William Ruto, the suspended Kenyan higher education minister, said he will meet the chief prosecutor of the International Criminal Court, which is investigating post-election violence in the country.
Ruto left Nairobi, the Kenyan capital, last night for the meeting in The Hague. “I asked for an appointment” with Luis Moreno-Ocampo, he said in remarks aired on NTV, a broadcaster owned by Nation Media Group. He didn’t elaborate.
Ruto is among 10 individuals Moreno-Ocampo wrote to requesting a meeting because their names are mentioned in statements by witnesses about clashes in the East African nation between December 2007 and February 2008, the Nairobi-based Daily Nation newspaper reported today.
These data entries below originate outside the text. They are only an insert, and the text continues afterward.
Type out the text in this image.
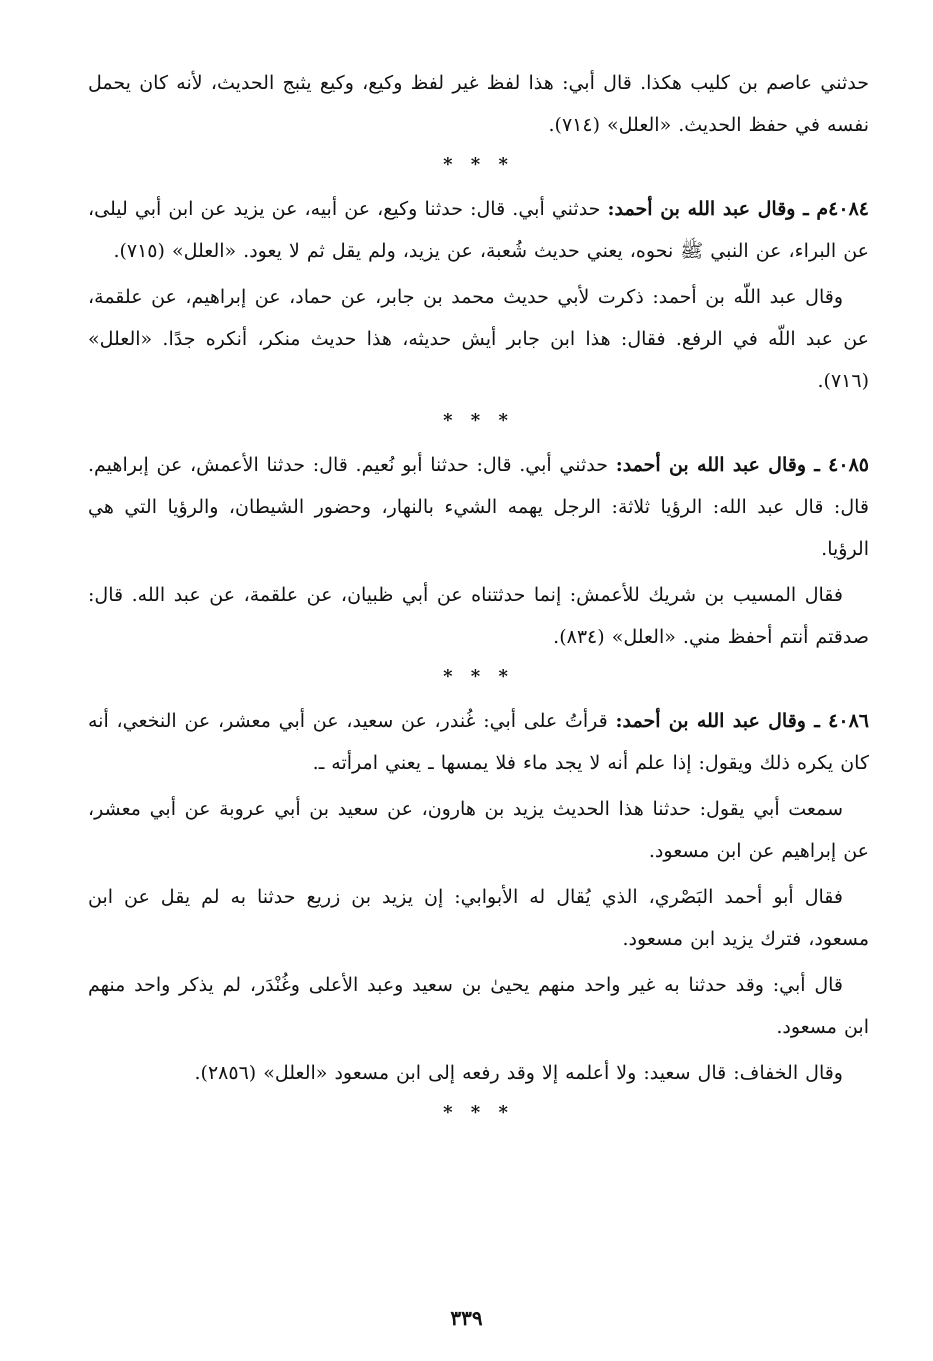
حدثني عاصم بن كليب هكذا. قال أبي: هذا لفظ غير لفظ وكيع، وكيع يثبج الحديث، لأنه كان يحمل نفسه في حفظ الحديث. «العلل» (٧١٤).

* * *

٤٠٨٤م ـ وقال عبد الله بن أحمد: حدثني أبي. قال: حدثنا وكيع، عن أبيه، عن يزيد عن ابن أبي ليلى، عن البراء، عن النبي ﷺ نحوه، يعني حديث شُعبة، عن يزيد، ولم يقل ثم لا يعود. «العلل» (٧١٥).

وقال عبد اللّه بن أحمد: ذكرت لأبي حديث محمد بن جابر، عن حماد، عن إبراهيم، عن علقمة، عن عبد اللّه في الرفع. فقال: هذا ابن جابر أيش حديثه، هذا حديث منكر، أنكره جدًا. «العلل» (٧١٦).

* * *

٤٠٨٥ ـ وقال عبد الله بن أحمد: حدثني أبي. قال: حدثنا أبو نُعيم. قال: حدثنا الأعمش، عن إبراهيم. قال: قال عبد الله: الرؤيا ثلاثة: الرجل يهمه الشيء بالنهار، وحضور الشيطان، والرؤيا التي هي الرؤيا.

فقال المسيب بن شريك للأعمش: إنما حدثتناه عن أبي ظبيان، عن علقمة، عن عبد الله. قال: صدقتم أنتم أحفظ مني. «العلل» (٨٣٤).

* * *

٤٠٨٦ ـ وقال عبد الله بن أحمد: قرأتُ على أبي: غُندر، عن سعيد، عن أبي معشر، عن النخعي، أنه كان يكره ذلك ويقول: إذا علم أنه لا يجد ماء فلا يمسها ـ يعني امرأته ـ.

سمعت أبي يقول: حدثنا هذا الحديث يزيد بن هارون، عن سعيد بن أبي عروبة عن أبي معشر، عن إبراهيم عن ابن مسعود.

فقال أبو أحمد البَصْري، الذي يُقال له الأبوابي: إن يزيد بن زريع حدثنا به لم يقل عن ابن مسعود، فترك يزيد ابن مسعود.

قال أبي: وقد حدثنا به غير واحد منهم يحيىٰ بن سعيد وعبد الأعلى وغُنْدَر، لم يذكر واحد منهم ابن مسعود.

وقال الخفاف: قال سعيد: ولا أعلمه إلا وقد رفعه إلى ابن مسعود «العلل» (٢٨٥٦).

* * *
٣٣٩
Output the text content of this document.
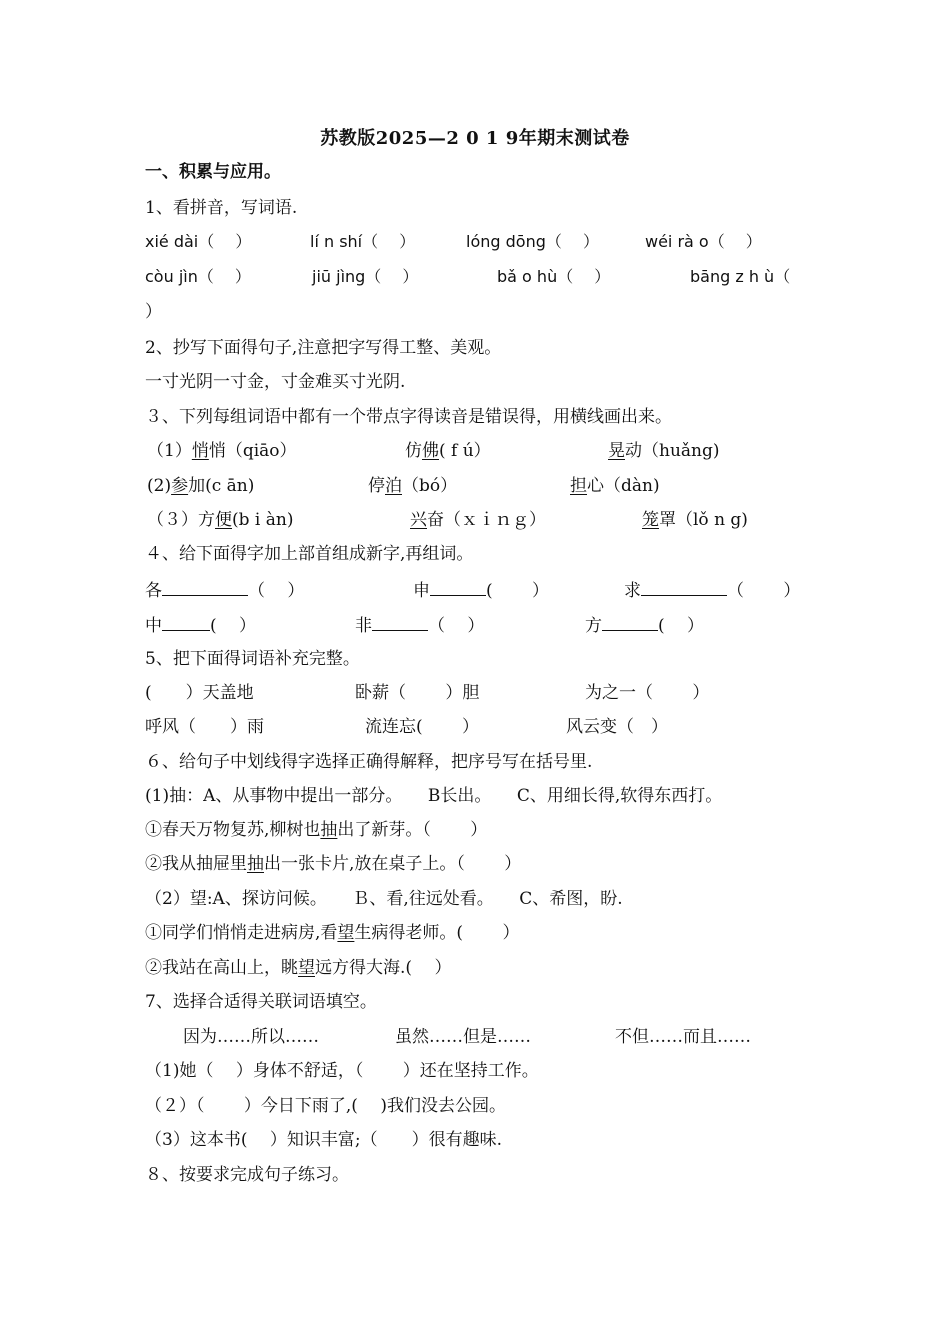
苏教版2025—2 0 1 9年期末测试卷
一、积累与应用。
1、看拼音，写词语.
xié dài（　 ）	lí n shí（　 ）	lóng dōng（　 ）	wéi rà o（　 ）
còu jìn（　 ）	jiū jìng（　 ）	bǎ o hù（　 ）	bāng z h ù（
）
2、抄写下面得句子,注意把字写得工整、美观。
一寸光阴一寸金，寸金难买寸光阴.
３、下列每组词语中都有一个带点字得读音是错误得，用横线画出来。
（1）悄悄（qiāo）	仿佛( f ú）	晃动（huǎng)
(2)参加(c ān)	停泊（bó）	担心（dàn)
（３）方便(b i àn)	兴奋（ｘｉｎｇ）	笼罩（lǒ n g)
４、给下面得字加上部首组成新字,再组词。
各	（　 ）	申	(　　 ）	求	（　　 ）
中	(　 ）	非	（　 ）	方	(　 ）
5、把下面得词语补充完整。
(　　）天盖地	卧薪（　　 ）胆	为之一（　　 ）
呼风（　　）雨	流连忘(　　 ）	风云变（　）
６、给句子中划线得字选择正确得解释，把序号写在括号里.
(1)抽：A、从事物中提出一部分。　　B长出。　　C、用细长得,软得东西打。
①春天万物复苏,柳树也抽出了新芽。（　　 ）
②我从抽屉里抽出一张卡片,放在桌子上。（　　 ）
（2）望:A、探访问候。　　Ｂ、看,往远处看。　　C、希图，盼.
①同学们悄悄走进病房,看望生病得老师。(　　 ）
②我站在高山上，眺望远方得大海.(　 ）
7、选择合适得关联词语填空。
因为……所以……	虽然……但是……	不但……而且……
（1)她（　 ）身体不舒适，（　　 ）还在坚持工作。
（２）（　　 ）今日下雨了,(　 )我们没去公园。
（3）这本书(　 ）知识丰富;（　　）很有趣味.
８、按要求完成句子练习。
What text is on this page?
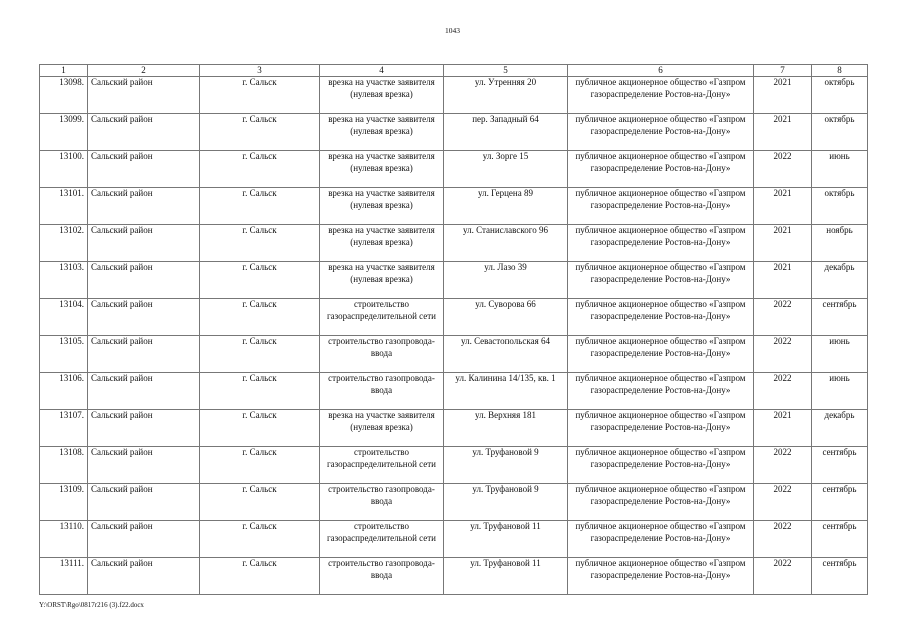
1043
1	2	3	4	5	6	7	8
13098.	Сальский район	г. Сальск	врезка на участке заявителя (нулевая врезка)	ул. Утренняя 20	публичное акционерное общество «Газпром газораспределение Ростов-на-Дону»	2021	октябрь
13099.	Сальский район	г. Сальск	врезка на участке заявителя (нулевая врезка)	пер. Западный 64	публичное акционерное общество «Газпром газораспределение Ростов-на-Дону»	2021	октябрь
13100.	Сальский район	г. Сальск	врезка на участке заявителя (нулевая врезка)	ул. Зорге 15	публичное акционерное общество «Газпром газораспределение Ростов-на-Дону»	2022	июнь
13101.	Сальский район	г. Сальск	врезка на участке заявителя (нулевая врезка)	ул. Герцена 89	публичное акционерное общество «Газпром газораспределение Ростов-на-Дону»	2021	октябрь
13102.	Сальский район	г. Сальск	врезка на участке заявителя (нулевая врезка)	ул. Станиславского 96	публичное акционерное общество «Газпром газораспределение Ростов-на-Дону»	2021	ноябрь
13103.	Сальский район	г. Сальск	врезка на участке заявителя (нулевая врезка)	ул. Лазо 39	публичное акционерное общество «Газпром газораспределение Ростов-на-Дону»	2021	декабрь
13104.	Сальский район	г. Сальск	строительство газораспределительной сети	ул. Суворова 66	публичное акционерное общество «Газпром газораспределение Ростов-на-Дону»	2022	сентябрь
13105.	Сальский район	г. Сальск	строительство газопровода-ввода	ул. Севастопольская 64	публичное акционерное общество «Газпром газораспределение Ростов-на-Дону»	2022	июнь
13106.	Сальский район	г. Сальск	строительство газопровода-ввода	ул. Калинина 14/135, кв. 1	публичное акционерное общество «Газпром газораспределение Ростов-на-Дону»	2022	июнь
13107.	Сальский район	г. Сальск	врезка на участке заявителя (нулевая врезка)	ул. Верхняя 181	публичное акционерное общество «Газпром газораспределение Ростов-на-Дону»	2021	декабрь
13108.	Сальский район	г. Сальск	строительство газораспределительной сети	ул. Труфановой 9	публичное акционерное общество «Газпром газораспределение Ростов-на-Дону»	2022	сентябрь
13109.	Сальский район	г. Сальск	строительство газопровода-ввода	ул. Труфановой 9	публичное акционерное общество «Газпром газораспределение Ростов-на-Дону»	2022	сентябрь
13110.	Сальский район	г. Сальск	строительство газораспределительной сети	ул. Труфановой 11	публичное акционерное общество «Газпром газораспределение Ростов-на-Дону»	2022	сентябрь
13111.	Сальский район	г. Сальск	строительство газопровода-ввода	ул. Труфановой 11	публичное акционерное общество «Газпром газораспределение Ростов-на-Дону»	2022	сентябрь
Y:\ORST\Rgo\0817r216 (3).f22.docx
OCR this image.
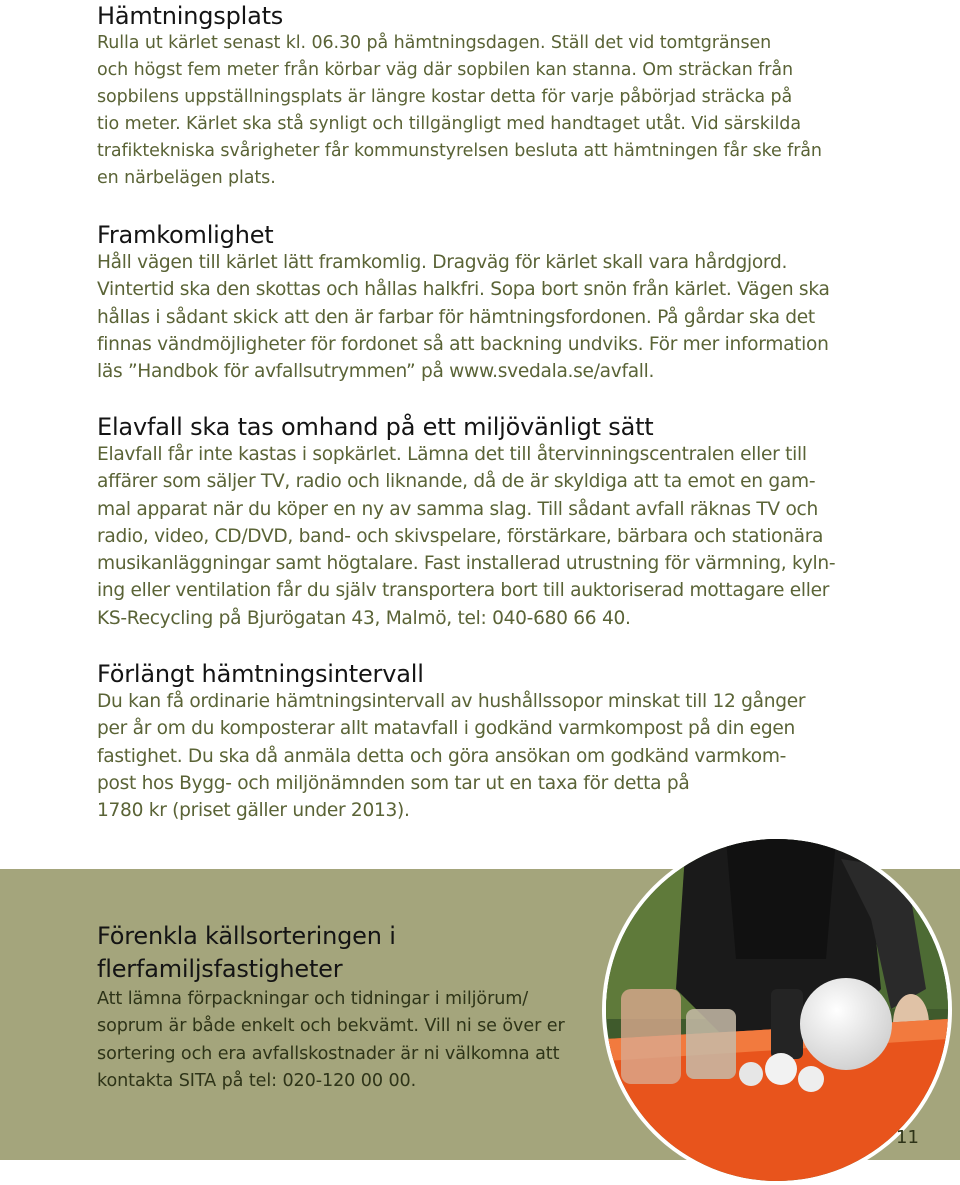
Hämtningsplats

Rulla ut kärlet senast kl. 06.30 på hämtningsdagen. Ställ det vid tomtgränsen
och högst fem meter från körbar väg där sopbilen kan stanna. Om sträckan från
sopbilens uppställningsplats är längre kostar detta för varje påbörjad sträcka på
tio meter. Kärlet ska stå synligt och tillgängligt med handtaget utåt. Vid särskilda
trafiktekniska svårigheter får kommunstyrelsen besluta att hämtningen får ske från
en närbelägen plats.

Framkomlighet

Håll vägen till kärlet lätt framkomlig. Dragväg för kärlet skall vara hårdgjord.
Vintertid ska den skottas och hållas halkfri. Sopa bort snön från kärlet. Vägen ska
hållas i sådant skick att den är farbar för hämtningsfordonen. På gårdar ska det
finnas vändmöjligheter för fordonet så att backning undviks. För mer information
läs ”Handbok för avfallsutrymmen” på www.svedala.se/avfall.

Elavfall ska tas omhand på ett miljövänligt sätt

Elavfall får inte kastas i sopkärlet. Lämna det till återvinningscentralen eller till
affärer som säljer TV, radio och liknande, då de är skyldiga att ta emot en gam-
mal apparat när du köper en ny av samma slag. Till sådant avfall räknas TV och
radio, video, CD/DVD, band- och skivspelare, förstärkare, bärbara och stationära
musikanläggningar samt högtalare. Fast installerad utrustning för värmning, kyln-
ing eller ventilation får du själv transportera bort till auktoriserad mottagare eller
KS-Recycling på Bjurögatan 43, Malmö, tel: 040-680 66 40.

Förlängt hämtningsintervall

Du kan få ordinarie hämtningsintervall av hushållssopor minskat till 12 gånger
per år om du komposterar allt matavfall i godkänd varmkompost på din egen
fastighet. Du ska då anmäla detta och göra ansökan om godkänd varmkom-
post hos Bygg- och miljönämnden som tar ut en taxa för detta på
1780 kr (priset gäller under 2013).

Förenkla källsorteringen i
flerfamiljsfastigheter

Att lämna förpackningar och tidningar i miljörum/
soprum är både enkelt och bekvämt. Vill ni se över er
sortering och era avfallskostnader är ni välkomna att
kontakta SITA på tel: 020-120 00 00.

11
The fighting was triggered by a December 2007 vote that returned President Mwai Kibaki to office and which his political rival, Raila Odinga, said was rigged. The bloodshed ended with the signing of a power-sharing accord, brokered by former United Nations Secretary-General Kofi Annan, that left Kibaki as president and installed Odinga as prime minister.
In May, Moreno-Ocampo said he would present cases against six Kenyans by the end of the year. On March 31, the court’s pre-trial chamber authorized Moreno-Ocampo to pursue investigations into crimes against humanity allegedly committed during the conflict.
Ruto temporarily relinquished his post on Oct. 19 pending the conclusion of a fraud case involving the sale of land to a state-owned company. He denies any involvement.
Ruto plans to form a new political party for which he’ll run for the Kenyan presidency in elections scheduled for 2012, the Standard reported on Nov. 1.